Avec le recul, le rôle ambigu qu’ont tenu dans la préparation de Rio les patrons de multinationales apparaît dans toute sa splendeur. La veille du premier Sommet de la Terre, en 1992, est publié l’Appel de Heidelberg, un document signé par de nombreux Prix Nobel. Ces derniers jettent l’opprobre sur les milieux écologistes et appellent à une solution des problèmes environnementaux grâce au progrès scientifique et industriel synthétisé dans la notion du développement durable. Dans son édition du 18 juin 2012, le quotidien «Le Monde» publie l’aveu du coordinateur de l’Appel de Heidelberg, le journaliste Michel Salomon. Ce dernier confirme que l’Appel a été une émanation d’un cabinet de conseil parisien, agissant pour le compte du lobby de l’amiante.

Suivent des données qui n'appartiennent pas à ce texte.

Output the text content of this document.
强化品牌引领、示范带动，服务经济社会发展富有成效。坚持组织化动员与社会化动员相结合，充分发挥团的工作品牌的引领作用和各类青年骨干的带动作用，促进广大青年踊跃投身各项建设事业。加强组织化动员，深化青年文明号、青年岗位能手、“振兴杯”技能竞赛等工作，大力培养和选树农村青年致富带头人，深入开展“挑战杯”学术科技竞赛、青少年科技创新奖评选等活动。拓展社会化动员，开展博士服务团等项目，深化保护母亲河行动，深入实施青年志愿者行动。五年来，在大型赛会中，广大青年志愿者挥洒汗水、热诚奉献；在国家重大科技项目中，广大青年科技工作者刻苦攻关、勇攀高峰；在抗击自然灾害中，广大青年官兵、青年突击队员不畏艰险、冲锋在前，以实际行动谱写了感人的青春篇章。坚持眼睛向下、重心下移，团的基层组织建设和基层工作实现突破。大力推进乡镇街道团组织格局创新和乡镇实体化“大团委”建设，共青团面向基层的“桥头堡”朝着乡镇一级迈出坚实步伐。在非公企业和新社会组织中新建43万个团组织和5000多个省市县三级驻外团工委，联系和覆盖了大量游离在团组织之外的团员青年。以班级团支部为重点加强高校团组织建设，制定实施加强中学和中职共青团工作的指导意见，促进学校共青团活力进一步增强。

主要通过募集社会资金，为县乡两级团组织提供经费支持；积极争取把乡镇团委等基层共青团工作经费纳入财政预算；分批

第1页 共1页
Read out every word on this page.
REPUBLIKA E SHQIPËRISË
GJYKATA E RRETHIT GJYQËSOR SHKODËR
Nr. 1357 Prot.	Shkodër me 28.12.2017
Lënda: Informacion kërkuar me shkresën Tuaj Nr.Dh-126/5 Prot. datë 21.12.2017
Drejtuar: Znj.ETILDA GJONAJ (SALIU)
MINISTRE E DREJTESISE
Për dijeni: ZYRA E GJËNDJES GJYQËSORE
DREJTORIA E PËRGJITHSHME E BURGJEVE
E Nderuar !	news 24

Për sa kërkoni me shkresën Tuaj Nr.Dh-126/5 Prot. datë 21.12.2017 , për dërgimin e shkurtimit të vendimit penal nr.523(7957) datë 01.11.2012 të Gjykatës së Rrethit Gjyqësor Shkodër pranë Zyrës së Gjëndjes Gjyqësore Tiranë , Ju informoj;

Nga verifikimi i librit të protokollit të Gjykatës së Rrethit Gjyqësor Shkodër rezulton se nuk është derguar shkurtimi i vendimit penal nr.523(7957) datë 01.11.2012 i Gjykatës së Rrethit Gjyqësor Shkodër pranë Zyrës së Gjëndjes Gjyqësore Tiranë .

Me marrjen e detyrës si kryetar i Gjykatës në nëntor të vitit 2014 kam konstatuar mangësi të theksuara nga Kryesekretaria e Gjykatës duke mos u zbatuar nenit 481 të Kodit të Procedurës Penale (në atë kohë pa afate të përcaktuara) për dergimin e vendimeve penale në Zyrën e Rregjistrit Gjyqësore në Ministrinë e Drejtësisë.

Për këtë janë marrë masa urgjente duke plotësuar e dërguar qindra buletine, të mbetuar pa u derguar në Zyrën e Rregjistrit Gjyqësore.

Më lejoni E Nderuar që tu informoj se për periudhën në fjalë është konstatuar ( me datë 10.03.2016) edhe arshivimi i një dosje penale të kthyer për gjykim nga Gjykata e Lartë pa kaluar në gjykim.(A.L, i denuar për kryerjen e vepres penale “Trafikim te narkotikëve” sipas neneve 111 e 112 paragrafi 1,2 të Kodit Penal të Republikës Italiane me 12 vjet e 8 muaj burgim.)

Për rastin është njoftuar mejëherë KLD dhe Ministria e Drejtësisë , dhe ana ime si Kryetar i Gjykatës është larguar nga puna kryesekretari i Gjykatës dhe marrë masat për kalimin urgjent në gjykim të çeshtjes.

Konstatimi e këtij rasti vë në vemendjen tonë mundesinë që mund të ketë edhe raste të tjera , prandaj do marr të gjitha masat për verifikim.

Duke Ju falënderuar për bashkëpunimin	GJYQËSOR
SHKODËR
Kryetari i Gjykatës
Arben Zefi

Il est pour le moins cocasse de noter que deux des promoteurs les plus ardents des mécanismes de marché pour réduire la pollution, le Canadien Maurice Strong et le Suisse Stephan Schmidheiny soient poursuivis en justice, le deuxième dans le cadre du procès Eternit en Italie, actionné par des victimes de l’amiante.
«Le seul espoir aujourd’hui de revenir à une gestion plus efficace de notre environnement, est d’engager la dimension environnementale non plus au niveau des Etats ou de la coopération internationale mais en s’appuyant sur les nouveaux acteurs du développement que sont les pouvoirs locaux et régionaux beaucoup plus sensibles à la qualité de vie de leurs citoyens», commente Alain Clerc. «C’est le message de la seule femme couronnée du Nobel de l’économie, l’Américaine Elinor Ostrom qui tranche en faveur d’une gestion par les pouvoirs régionaux des ressources naturelles en soulignant qu’il ne peut y avoir un jeu unique de règles pour des systèmes écologiques qui diffèrent. Cela reviendrait à renverser le slogan du développement durable: «penser globalement, agir localement». Les pouvoirs locaux doivent redonner du sens à leur action environnementale et l’insérer dans une perspective globalisante à plus long terme. Il s’agit dorénavant de penser l’action locale environnementale pour entraîner ensuite une dynamique globale. C’est un défi immense qui doit mobiliser les responsables régionaux, tout particulièrement, dans un premier temps, ceux des pays industrialisés. Et pour cela, nous n’avons pas besoin de Rio».